Zhang Yunlei, Gong Xiaolin, Liu Kaihua, Zhang Shuai
School of Microelectronics, Tianjin University, Tianjin 300072, China.
Sensors (Basel). 2021 May 10;21(9):3286. doi: 10.3390/s21093286.
State-of-the-art radio frequency identification (RFID)-based indoor autonomous vehicles localization methods are mostly based on received signal strength indicator (RSSI) measurements. However, the accuracy of these methods is not high enough for real-world scenarios. To overcome this problem, a novel dual-frequency phase difference of arrival (PDOA) ranging-based indoor autonomous vehicle localization and tracking scheme was developed. Firstly, the method gets the distance between the RFID reader and the tag by dual-frequency PDOA ranging. Then, a maximum likelihood estimation and semi-definite programming (SDP)-based localization algorithm is utilized to calculate the position of the autonomous vehicles, which can mitigate the multipath ranging error and obtain a more accurate positioning result. Finally, vehicle traveling information and the position achieved by RFID localization are fused with a Kalman filter (KF). The proposed method can work in a low-density tag deployment environment.
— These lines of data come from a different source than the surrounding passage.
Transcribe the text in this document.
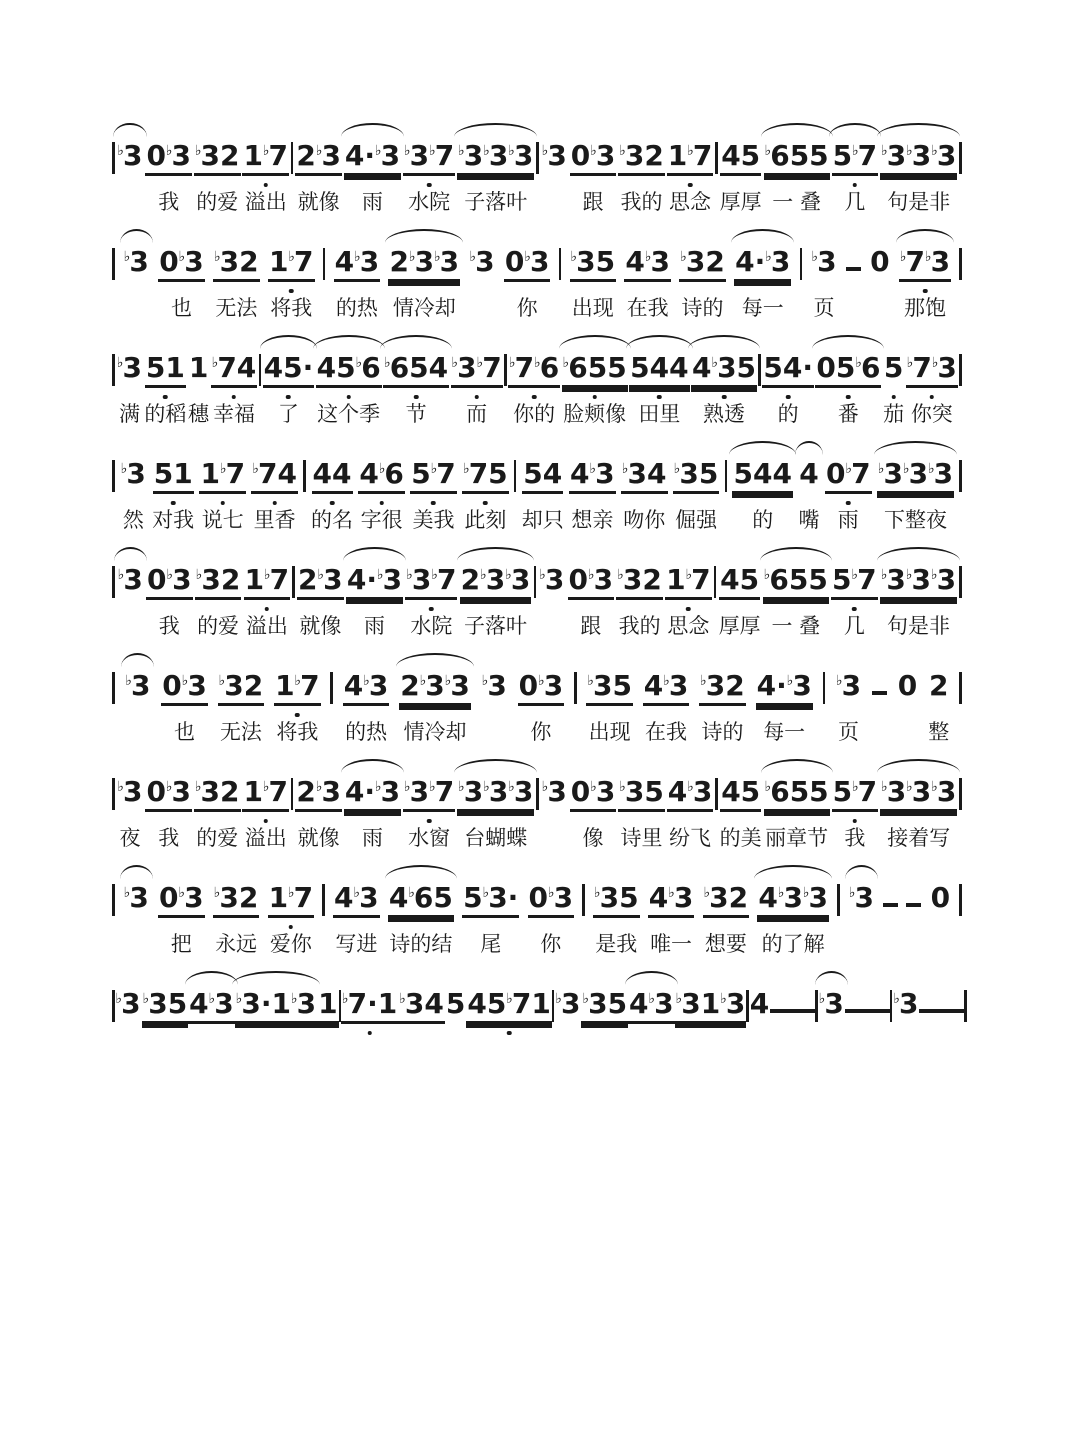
♭3 0♭3
我
♭32
的爱
1♭7
溢出
2♭3
就像
4·♭3
雨
♭3♭7
水院
♭3♭3♭3
子落叶
♭3 0♭3
跟
♭32
我的
1♭7
思念
45
厚厚
♭655
一 叠
5♭7
几
♭3♭3♭3
句是非
♭3 0♭3
也
♭32
无法
1♭7
将我
4♭3
的热
2♭3♭3
情冷却
♭3 0♭3
你
♭35
出现
4♭3
在我
♭32
诗的
4·♭3
每一
♭3
页
0 ♭7♭3
那饱
♭3
满
51
的稻
1
穗
♭74
幸福
45·
了
45♭6
这个季
♭654
节
♭3♭7
而
♭7♭6
你的
♭655
脸颊像
544
田里
4♭35
熟透
54·
的
05♭6
番
5
茄
♭7♭3
你突
♭3
然
51
对我
1♭7
说七
♭74
里香
44
的名
4♭6
字很
5♭7
美我
♭75
此刻
54
却只
4♭3
想亲
♭34
吻你
♭35
倔强
544
的
4
嘴
0♭7
雨
♭3♭3♭3
下整夜
♭3 0♭3
我
♭32
的爱
1♭7
溢出
2♭3
就像
4·♭3
雨
♭3♭7
水院
2♭3♭3
子落叶
♭3 0♭3
跟
♭32
我的
1♭7
思念
45
厚厚
♭655
一 叠
5♭7
几
♭3♭3♭3
句是非
♭3 0♭3
也
♭32
无法
1♭7
将我
4♭3
的热
2♭3♭3
情冷却
♭3 0♭3
你
♭35
出现
4♭3
在我
♭32
诗的
4·♭3
每一
♭3
页
0 2
整
♭3
夜
0♭3
我
♭32
的爱
1♭7
溢出
2♭3
就像
4·♭3
雨
♭3♭7
水窗
♭3♭3♭3
台蝴蝶
♭3 0♭3
像
♭35
诗里
4♭3
纷飞
45
的美
♭655
丽章节
5♭7
我
♭3♭3♭3
接着写
♭3 0♭3
把
♭32
永远
1♭7
爱你
4♭3
写进
4♭65
诗的结
5♭3·
尾
0♭3
你
♭35
是我
4♭3
唯一
♭32
想要
4♭3♭3
的了解
♭3 0
♭3 ♭35 4♭3 ♭3·1♭3 1 ♭7·1 ♭34 5 45♭71 ♭3 ♭35 4♭3 ♭31♭3 4	♭3	♭3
Simulation experiment results showed that the proposed vehicle localization and tracking method achieves centimeter-level mean tracking accuracy.
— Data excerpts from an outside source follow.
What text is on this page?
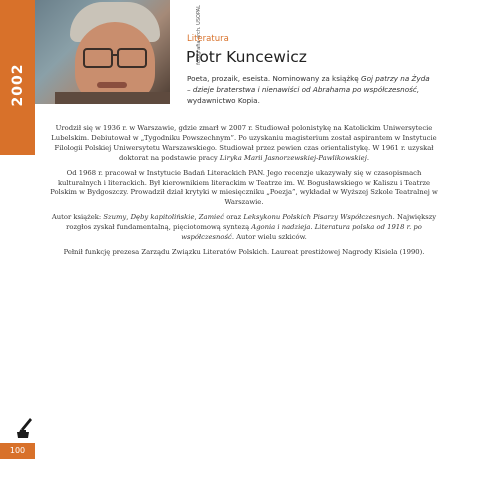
2002
fotografia arch. USOPAL
Literatura
Piotr Kuncewicz
Poeta, prozaik, eseista. Nominowany za książkę Goj patrzy na Żyda
– dzieje braterstwa i nienawiści od Abrahama po współczesność,
wydawnictwo Kopia.

Urodził się w 1936 r. w Warszawie, gdzie zmarł w 2007 r. Studiował polonistykę na Katolickim Uniwersytecie Lubelskim. Debiutował w „Tygodniku Powszechnym”. Po uzyskaniu magisterium został aspirantem w Instytucie Filologii Polskiej Uniwersytetu Warszawskiego. Studiował przez pewien czas orientalistykę. W 1961 r. uzyskał doktorat na podstawie pracy Liryka Marii Jasnorzewskiej-Pawlikowskiej.

Od 1968 r. pracował w Instytucie Badań Literackich PAN. Jego recenzje ukazywały się w czasopismach kulturalnych i literackich. Był kierownikiem literackim w Teatrze im. W. Bogusławskiego w Kaliszu i Teatrze Polskim w Bydgoszczy. Prowadził dział krytyki w miesięczniku „Poezja”, wykładał w Wyższej Szkole Teatralnej w Warszawie.

Autor książek: Szumy, Dęby kapitolińskie, Zamieć oraz Leksykonu Polskich Pisarzy Współczesnych. Największy rozgłos zyskał fundamentalną, pięciotomową syntezą Agonia i nadzieja. Literatura polska od 1918 r. po współczesność. Autor wielu szkiców.

Pełnił funkcję prezesa Zarządu Związku Literatów Polskich. Laureat prestiżowej Nagrody Kisiela (1990).

100
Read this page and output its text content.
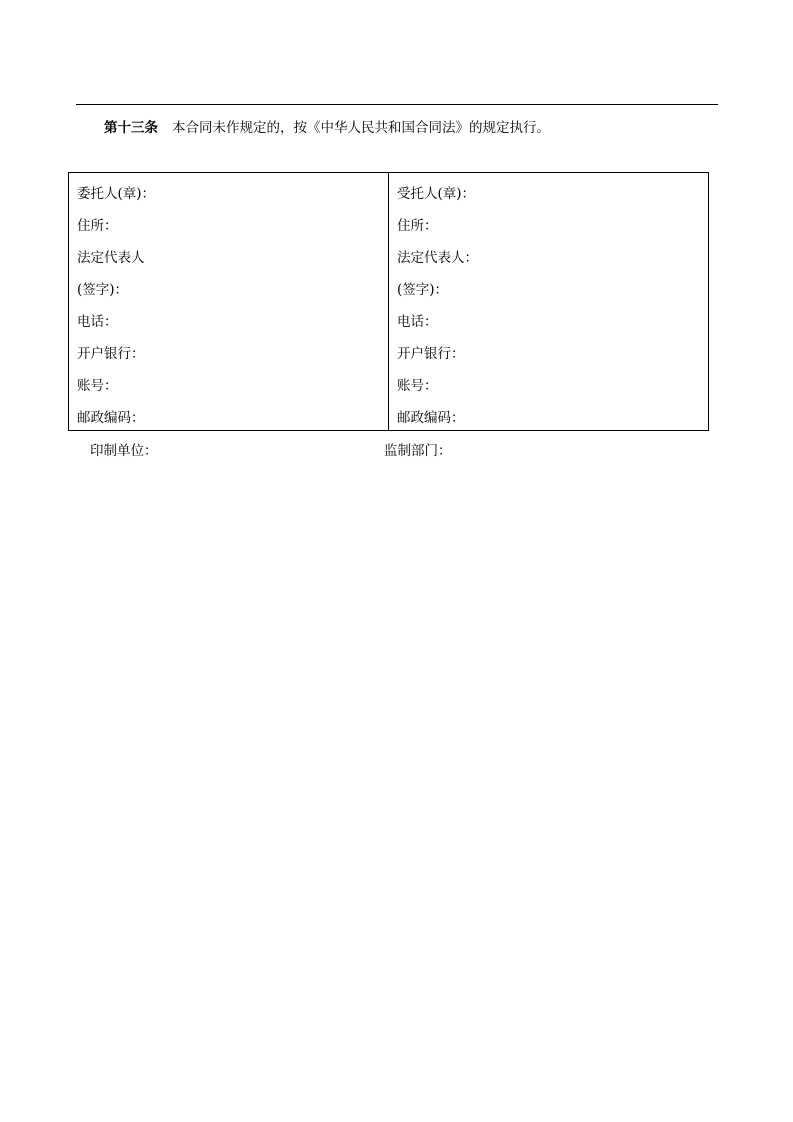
第十三条 本合同未作规定的，按《中华人民共和国合同法》的规定执行。
委托人(章)：
住所：
法定代表人
(签字)：
电话：
开户银行：
账号：
邮政编码：
受托人(章)：
住所：
法定代表人：
(签字)：
电话：
开户银行：
账号：
邮政编码：
印制单位：	监制部门：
基于最先进的射频识别(RFID)的室内自主车辆定位方法大多基于接收信号强度指示(RSSI)测量。然而,这些方法的精度在实际场景中还不够高。为了克服这个问题,开发了一种基于双频到达相位差(PDOA)测距的新型室内自主车辆定位与跟踪方案。首先,该方法通过双频PDOA测距获取RFID阅读器与标签之间的距离。然后,利用基于最大似然估计和半定规划(SDP)的定位算法来计算自主车辆的位置,该算法可以减轻多径测距误差并获得更准确的定位结果。最后,将车辆行驶信息和通过RFID定位获得的位置与卡尔曼滤波器(KF)进行融合。所提出的方法可以在低密度标签部署环境中工作。仿真实验结果表明,所提出的车辆定位与跟踪方法实现了厘米级的平均跟踪精度。